Гонка с преследованием

      Казалось, день начинался самый обыкновенный. И утро тоже, мутное, серое, еще не раскрасившее мир в разные цвета. Сколько их было таких же точно, обыкновенных….  Санька  любил свой студенческий город, тихий, теплый, просторный. Он не был тогда таким сумасшедшим и суетным как растревоженный пчелиный улей. Не было автомобильных пробок и такого количества машин , ворующих тишину и портящих атмосферу, которая  была наполнена ароматом каштанов и акаций ,  облепленных кистями цветов, в глубине каждого из которых прятался сладкий и душистый медовый вкус. Солнце, не торопясь, разогревало улицы, после не такой уж длинной и холодной, а больше надоевшей и слякотной зимы. Все вокруг оттаивало, приукрашивалось и хорошело. Девушки первыми сбрасывали с себя пальто и шубы, одевая до дерзости короткие юбки и глубоко декольтированные кофточки, от которых жутко страдал Санькин самый большой друг Костя. Самый большой потому, что ростом он был больше двух метров, так сказать гораздо выше среднего и когда заходил в трамвай или троллейбус, то созерцал всех окружающих как бы сверху вниз.
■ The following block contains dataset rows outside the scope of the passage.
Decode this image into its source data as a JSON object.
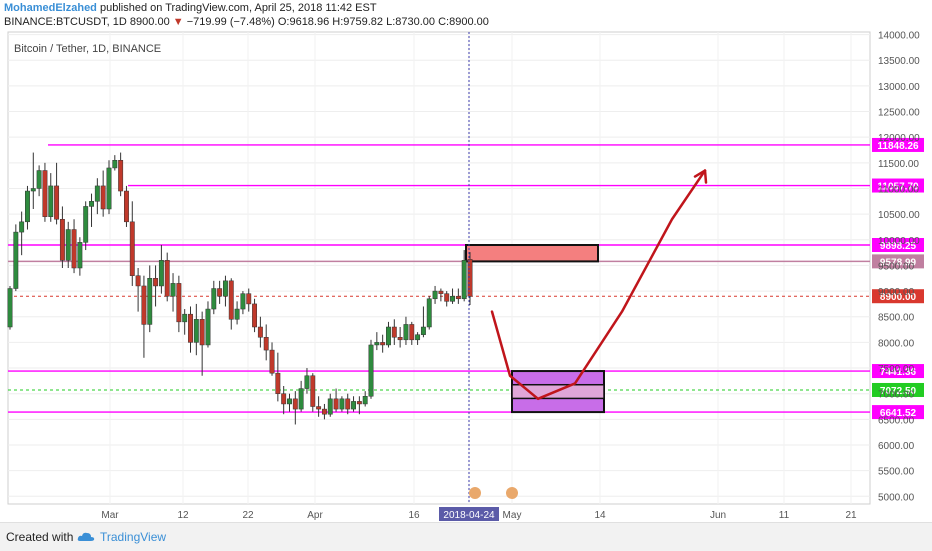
{
  "header": {
    "author": "MohamedElzahed",
    "published": "published on TradingView.com, April 25, 2018 11:42 EST",
    "symbol": "BINANCE:BTCUSDT, 1D",
    "last": "8900.00",
    "change": "−719.99 (−7.48%)",
    "ohlc": "O:9618.96 H:9759.82 L:8730.00 C:8900.00"
  },
  "footer": {
    "created_with": "Created with",
    "brand": "TradingView"
  },
  "colors": {
    "up": "#2e8b3e",
    "down": "#c0392b",
    "level_line": "#ff00ff",
    "resistance_box": "#f47f7f",
    "support_box": "#c86de8",
    "arrow": "#c0151b",
    "crosshair": "#3a3aa8",
    "last_price_line": "#e06060",
    "target_line": "#22cc22"
  },
  "chart_data": {
    "type": "candlestick",
    "title": "Bitcoin / Tether, 1D, BINANCE",
    "x_axis_ticks": [
      "Mar",
      "12",
      "22",
      "Apr",
      "16",
      "2018-04-24",
      "May",
      "14",
      "Jun",
      "11",
      "21"
    ],
    "x_axis_highlight": "2018-04-24",
    "y_axis_ticks": [
      5000,
      5500,
      6000,
      6500,
      7000,
      7500,
      8000,
      8500,
      9000,
      9500,
      10000,
      10500,
      11000,
      11500,
      12000,
      12500,
      13000,
      13500,
      14000
    ],
    "ylim": [
      4850,
      14050
    ],
    "candles": [
      [
        8300,
        9100,
        8250,
        9050
      ],
      [
        9050,
        10300,
        9000,
        10150
      ],
      [
        10150,
        10550,
        9700,
        10350
      ],
      [
        10350,
        11050,
        10200,
        10950
      ],
      [
        10950,
        11700,
        10600,
        11000
      ],
      [
        11000,
        11450,
        10850,
        11350
      ],
      [
        11350,
        11500,
        10350,
        10450
      ],
      [
        10450,
        11300,
        10350,
        11050
      ],
      [
        11050,
        11500,
        10300,
        10400
      ],
      [
        10400,
        10650,
        9450,
        9600
      ],
      [
        9600,
        10350,
        9450,
        10200
      ],
      [
        10200,
        10400,
        9350,
        9450
      ],
      [
        9450,
        10050,
        9300,
        9950
      ],
      [
        9950,
        10750,
        9800,
        10650
      ],
      [
        10650,
        10900,
        10250,
        10750
      ],
      [
        10750,
        11200,
        10500,
        11050
      ],
      [
        11050,
        11350,
        10450,
        10600
      ],
      [
        10600,
        11550,
        10500,
        11400
      ],
      [
        11400,
        11650,
        11350,
        11550
      ],
      [
        11550,
        11700,
        10850,
        10950
      ],
      [
        10950,
        11050,
        10250,
        10350
      ],
      [
        10350,
        10750,
        9100,
        9300
      ],
      [
        9300,
        9450,
        8600,
        9100
      ],
      [
        9100,
        9300,
        7700,
        8350
      ],
      [
        8350,
        9500,
        8200,
        9250
      ],
      [
        9250,
        9500,
        8700,
        9100
      ],
      [
        9100,
        9900,
        8950,
        9600
      ],
      [
        9600,
        9750,
        8800,
        8900
      ],
      [
        8900,
        9350,
        8600,
        9150
      ],
      [
        9150,
        9300,
        8200,
        8400
      ],
      [
        8400,
        8650,
        8150,
        8550
      ],
      [
        8550,
        8700,
        7800,
        8000
      ],
      [
        8000,
        8750,
        7750,
        8450
      ],
      [
        8450,
        8600,
        7350,
        7950
      ],
      [
        7950,
        8800,
        7900,
        8650
      ],
      [
        8650,
        9200,
        8550,
        9050
      ],
      [
        9050,
        9200,
        8750,
        8900
      ],
      [
        8900,
        9300,
        8700,
        9200
      ],
      [
        9200,
        9250,
        8250,
        8450
      ],
      [
        8450,
        8800,
        8350,
        8650
      ],
      [
        8650,
        9000,
        8550,
        8950
      ],
      [
        8950,
        9050,
        8600,
        8750
      ],
      [
        8750,
        8850,
        8200,
        8300
      ],
      [
        8300,
        8500,
        7900,
        8100
      ],
      [
        8100,
        8350,
        7650,
        7850
      ],
      [
        7850,
        8000,
        7350,
        7400
      ],
      [
        7400,
        7800,
        6850,
        7000
      ],
      [
        7000,
        7150,
        6600,
        6800
      ],
      [
        6800,
        7000,
        6650,
        6900
      ],
      [
        6900,
        7050,
        6400,
        6700
      ],
      [
        6700,
        7250,
        6650,
        7100
      ],
      [
        7100,
        7500,
        7000,
        7350
      ],
      [
        7350,
        7400,
        6650,
        6750
      ],
      [
        6750,
        6950,
        6550,
        6700
      ],
      [
        6700,
        6800,
        6500,
        6600
      ],
      [
        6600,
        7000,
        6550,
        6900
      ],
      [
        6900,
        7100,
        6650,
        6700
      ],
      [
        6700,
        6950,
        6650,
        6900
      ],
      [
        6900,
        7000,
        6600,
        6700
      ],
      [
        6700,
        6950,
        6650,
        6850
      ],
      [
        6850,
        6950,
        6600,
        6800
      ],
      [
        6800,
        7050,
        6750,
        6950
      ],
      [
        6950,
        8050,
        6900,
        7950
      ],
      [
        7950,
        8200,
        7850,
        8000
      ],
      [
        8000,
        8150,
        7800,
        7950
      ],
      [
        7950,
        8400,
        7900,
        8300
      ],
      [
        8300,
        8450,
        7950,
        8100
      ],
      [
        8100,
        8300,
        7900,
        8050
      ],
      [
        8050,
        8500,
        7950,
        8350
      ],
      [
        8350,
        8400,
        7950,
        8050
      ],
      [
        8050,
        8200,
        7950,
        8150
      ],
      [
        8150,
        8700,
        8100,
        8300
      ],
      [
        8300,
        8900,
        8250,
        8850
      ],
      [
        8850,
        9100,
        8750,
        9000
      ],
      [
        9000,
        9050,
        8800,
        8950
      ],
      [
        8950,
        9000,
        8700,
        8800
      ],
      [
        8800,
        9050,
        8750,
        8900
      ],
      [
        8900,
        9050,
        8750,
        8850
      ],
      [
        8850,
        9800,
        8800,
        9600
      ],
      [
        9618.96,
        9759.82,
        8730,
        8900
      ]
    ],
    "levels": [
      {
        "value": 11848.26,
        "label": "11848.26",
        "color": "#ff00ff"
      },
      {
        "value": 11057.7,
        "label": "11057.70",
        "color": "#ff00ff"
      },
      {
        "value": 9898.25,
        "label": "9898.25",
        "color": "#ff00ff"
      },
      {
        "value": 9578.99,
        "label": "9578.99",
        "color": "#c07fa0"
      },
      {
        "value": 8900.0,
        "label": "8900.00",
        "color": "#d9382e"
      },
      {
        "value": 7441.36,
        "label": "7441.36",
        "color": "#ff00ff"
      },
      {
        "value": 7072.5,
        "label": "7072.50",
        "color": "#22cc22"
      },
      {
        "value": 6641.52,
        "label": "6641.52",
        "color": "#ff00ff"
      }
    ],
    "resistance_box": {
      "low": 9578.99,
      "high": 9898.25
    },
    "support_box": {
      "low": 6641.52,
      "high": 7441.36
    },
    "projection_path": [
      [
        8600,
        0
      ],
      [
        7350,
        1
      ],
      [
        6900,
        2
      ],
      [
        7200,
        3
      ],
      [
        8600,
        4
      ],
      [
        10400,
        5
      ],
      [
        11350,
        6
      ]
    ]
  }
}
А оттуда, по его словам, как раз и были видны женские прелести во всех подробностях, от чего, довольно стеснительный, Костя всегда краснел и не знал куда отвернуться. Оказывается высокий рост тоже может быть недостатком. Особенно это стало ясно когда Костя в сумерках врезался шеей в бельевую веревку, натянутую во дворе жилого квартала , через который они возвращались вечером с занятий. Главное дело, Санька прошел, даже ни чиркнул, а о Костю веревка спружинила и тот громко шлепнулся, задрав ноги к верху. Не сообразив сразу, что происходит, он тут же вскочил, сделал пару шагов и снова ноги ушли куда-то вперед и верх, а мягкое место жестко соприкоснулось с матушкой землей. Санька тем более ничего не понимал, глядя на то, как Костя  бьет какие-то странные и неестественные кульбиты.          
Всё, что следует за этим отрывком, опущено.